More teeth are lost due to pyorrhea than due to decay. About 98% of all Americans (expected to be nearly the same in AUS) have at least one area of diseased gum tissue in their mouth; over half of these are also experiencing a progressive bone loss. On the patient's side proper cleansing around the gum line circles around the notions of 'diet' and 'oral hygiene'. A diet lacking in essential nutrients - with respect to teeth and bones specifically calcium and phosphorus - from natural sources inevitably leads to malnutrition, endocrine abnormalities, and in general, to a weakened immune system. Pharmaceutical treatments also have side effects because of the chemical content of the pharmaca (most of them are acid-forming). More than 500 of the commonly used drugs reduce the amount of saliva flow in the mouth (to mention a few: Actifed, Donnata, Benedryl, Librax, Chlortrimeton, Ornade, Compazine, Sudafed, Dimetane, Thorazine and Valium). Apart from acting as a sewage transporter the saliva is the 'healing fluid' of the mouth, for it contains - in its healthy state - ingredients that remineralise cavities and rejuvenate the gum tissue.

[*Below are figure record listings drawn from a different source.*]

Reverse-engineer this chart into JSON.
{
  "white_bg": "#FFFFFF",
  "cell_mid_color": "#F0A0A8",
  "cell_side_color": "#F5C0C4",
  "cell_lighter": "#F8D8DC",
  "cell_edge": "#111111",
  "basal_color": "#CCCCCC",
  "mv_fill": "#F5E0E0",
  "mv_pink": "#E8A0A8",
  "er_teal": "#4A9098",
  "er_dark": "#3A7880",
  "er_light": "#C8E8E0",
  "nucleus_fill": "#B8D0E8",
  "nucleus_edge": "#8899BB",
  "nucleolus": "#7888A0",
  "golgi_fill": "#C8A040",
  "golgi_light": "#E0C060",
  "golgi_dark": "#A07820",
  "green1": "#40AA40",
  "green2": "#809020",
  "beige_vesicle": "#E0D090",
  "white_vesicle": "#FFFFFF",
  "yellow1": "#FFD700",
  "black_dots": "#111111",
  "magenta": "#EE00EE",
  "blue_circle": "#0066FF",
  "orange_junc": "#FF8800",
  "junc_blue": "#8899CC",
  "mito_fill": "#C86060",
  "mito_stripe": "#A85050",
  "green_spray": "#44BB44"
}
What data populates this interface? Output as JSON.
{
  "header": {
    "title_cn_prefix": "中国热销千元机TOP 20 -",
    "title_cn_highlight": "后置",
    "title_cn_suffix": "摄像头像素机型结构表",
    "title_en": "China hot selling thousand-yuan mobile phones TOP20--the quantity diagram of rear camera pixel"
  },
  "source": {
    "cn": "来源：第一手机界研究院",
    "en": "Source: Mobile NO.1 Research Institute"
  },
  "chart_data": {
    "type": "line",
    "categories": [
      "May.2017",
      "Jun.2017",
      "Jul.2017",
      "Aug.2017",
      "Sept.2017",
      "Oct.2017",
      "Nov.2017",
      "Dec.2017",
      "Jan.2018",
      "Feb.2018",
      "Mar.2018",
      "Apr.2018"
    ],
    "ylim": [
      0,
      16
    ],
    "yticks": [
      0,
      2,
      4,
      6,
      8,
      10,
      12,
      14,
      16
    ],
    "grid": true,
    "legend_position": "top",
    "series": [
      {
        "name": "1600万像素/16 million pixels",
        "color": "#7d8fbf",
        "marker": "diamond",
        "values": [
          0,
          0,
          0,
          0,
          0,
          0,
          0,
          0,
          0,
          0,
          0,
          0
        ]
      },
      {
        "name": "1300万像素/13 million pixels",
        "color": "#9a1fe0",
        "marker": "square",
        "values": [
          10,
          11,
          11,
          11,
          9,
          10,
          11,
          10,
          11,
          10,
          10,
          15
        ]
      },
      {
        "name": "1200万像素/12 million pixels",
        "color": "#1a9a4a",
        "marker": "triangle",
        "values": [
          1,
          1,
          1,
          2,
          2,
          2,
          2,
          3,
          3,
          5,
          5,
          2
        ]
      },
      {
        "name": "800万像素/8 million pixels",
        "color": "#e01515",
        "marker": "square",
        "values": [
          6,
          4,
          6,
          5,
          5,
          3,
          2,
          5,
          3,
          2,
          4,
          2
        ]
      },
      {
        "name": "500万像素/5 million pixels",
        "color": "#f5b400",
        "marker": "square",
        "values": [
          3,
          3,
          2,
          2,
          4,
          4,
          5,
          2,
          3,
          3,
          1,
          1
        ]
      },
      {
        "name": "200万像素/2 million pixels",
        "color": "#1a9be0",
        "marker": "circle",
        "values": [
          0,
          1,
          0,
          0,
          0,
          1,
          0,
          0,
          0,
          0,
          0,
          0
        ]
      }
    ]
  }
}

Oral hygiene is first of all depending on the mechanical cleaning of teeth and tissue after every meal and drink, (and as recently discovered, after fellatio). The application of an appropriate dental floss around the gum line and in between the teeth is also mandatory. Oral irrigators (water pressure cleaners) are an excellent substitute for the former as long as no crevice has developed. After this stage stastics show that in 30% of the cases they speed up the deterioation of gum tissue and/or bone decay, because they push too many of the bacteria-ridden or acid-forming waste particles deeper into the developing pockets. The problem for the user is, not to know when this line has been crossed.
To summarise the aforesaid, a diet of naturally grown and not commercially processed foods, giving dominance to alkaline instead of acid-forming produces, exluding red meat, alcohol, coffee, tea, hot spices, and tobacco, mixed with a certain portion of natural roughage and combined with the routine of thorough cleansing with brush and floss after meals and oral sex, are the cheapest way to maintain oral health and thus ones own teeth for a life time. Gum disease and bone loss are preventable and reversible!